Trooping the Colour is a royal British tradition, starting in 1748. The ceremony originated as guards prepared for battle, presenting their colours and flags so that soldiers would recognise them. Today the ceremony is used to celebrate the Queen’s official birthday in June.
This year Charanpreet Singh Lall became the first person to wear a turban in the Trooping the Colour procession. That’s the first time in 270 years. Charanpreet says, “I hope that people watching, that they will just acknowledge it and that they will look at it as a new change in history.”
“I hope that more people like me, not just Sikhs but from other religions and different backgrounds will be encouraged to join the army.”
“I’m quite proud and I know that a lot of other people are proud of me as well. It’s a good feeling… there’s going to be a lot of eyes and I am going to have influence on other people.”
In assembly today we discussed this picture further. We talked about how Charanpreet feels looking slightly different to the other guards and does that mean he can’t be a guard as well? We all agreed that we have moved on a lot since 1748 and that it is a good thing that people of different religions and backgrounds feel and are included. We discussed that everyone should feel proud of the job that they do and that Charanpreet felt proud to represent his country.
The new series of Dr Who has aired with the Dr as a female for the first time. During the episode the Dr was told she was a woman and she replied, “Am I? Does it suit me? Oh yeah I remember. Half an hour ago I was a white-haired Scotsman.” Later she built her own sonic screwdriver from scratch using impressive engineering skills.

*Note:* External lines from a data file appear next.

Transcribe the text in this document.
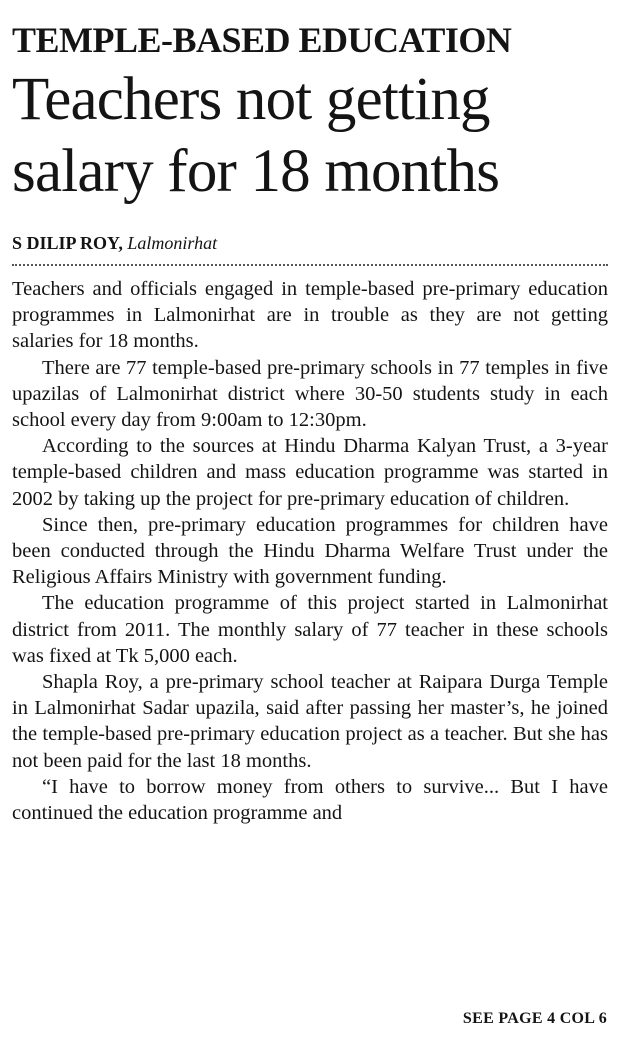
TEMPLE-BASED EDUCATION
Teachers not getting salary for 18 months
S DILIP ROY, Lalmonirhat

Teachers and officials engaged in temple-based pre-primary education programmes in Lalmonirhat are in trouble as they are not getting salaries for 18 months.

There are 77 temple-based pre-primary schools in 77 temples in five upazilas of Lalmonirhat district where 30-50 students study in each school every day from 9:00am to 12:30pm.

According to the sources at Hindu Dharma Kalyan Trust, a 3-year temple-based children and mass education programme was started in 2002 by taking up the project for pre-primary education of children.

Since then, pre-primary education programmes for children have been conducted through the Hindu Dharma Welfare Trust under the Religious Affairs Ministry with government funding.

The education programme of this project started in Lalmonirhat district from 2011. The monthly salary of 77 teacher in these schools was fixed at Tk 5,000 each.

Shapla Roy, a pre-primary school teacher at Raipara Durga Temple in Lalmonirhat Sadar upazila, said after passing her master’s, he joined the temple-based pre-primary education project as a teacher. But she has not been paid for the last 18 months.

“I have to borrow money from others to survive... But I have continued the education programme and

SEE PAGE 4 COL 6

The Doctor said; “We are all capable of the most incredible change. We can evolve while still saying true to who we are. We can honour who we’ve been and choose who we want to be next.”
In assembly today we talked about identity – we had discussions on how we identify each other by sex, race, religion etc and how important this can be. We talked about the quote above and also of the importance of accepting people’s identities and acknowledging everyone’s skills and contributions to society.

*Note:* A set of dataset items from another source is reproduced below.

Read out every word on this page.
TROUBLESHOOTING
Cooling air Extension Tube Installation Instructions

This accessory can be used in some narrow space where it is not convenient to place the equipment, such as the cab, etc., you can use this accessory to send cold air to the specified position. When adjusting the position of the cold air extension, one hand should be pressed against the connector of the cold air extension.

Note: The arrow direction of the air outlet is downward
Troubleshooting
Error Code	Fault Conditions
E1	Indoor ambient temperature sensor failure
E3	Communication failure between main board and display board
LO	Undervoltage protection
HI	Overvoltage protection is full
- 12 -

During assembly Mrs Knipe discussed British values. She discussed what they were (democracy; the rule of law; individual liberty; mutual respect for and tolerance of those with different faiths and beliefs and for those without faith.) We then discussed how we can see those values in and around school – through how we treat each other with respect, how we learn about government and help to set our own school rules etc. There is going to be a display in the hall that we can look at during assemblies and which we will be contributing to as well.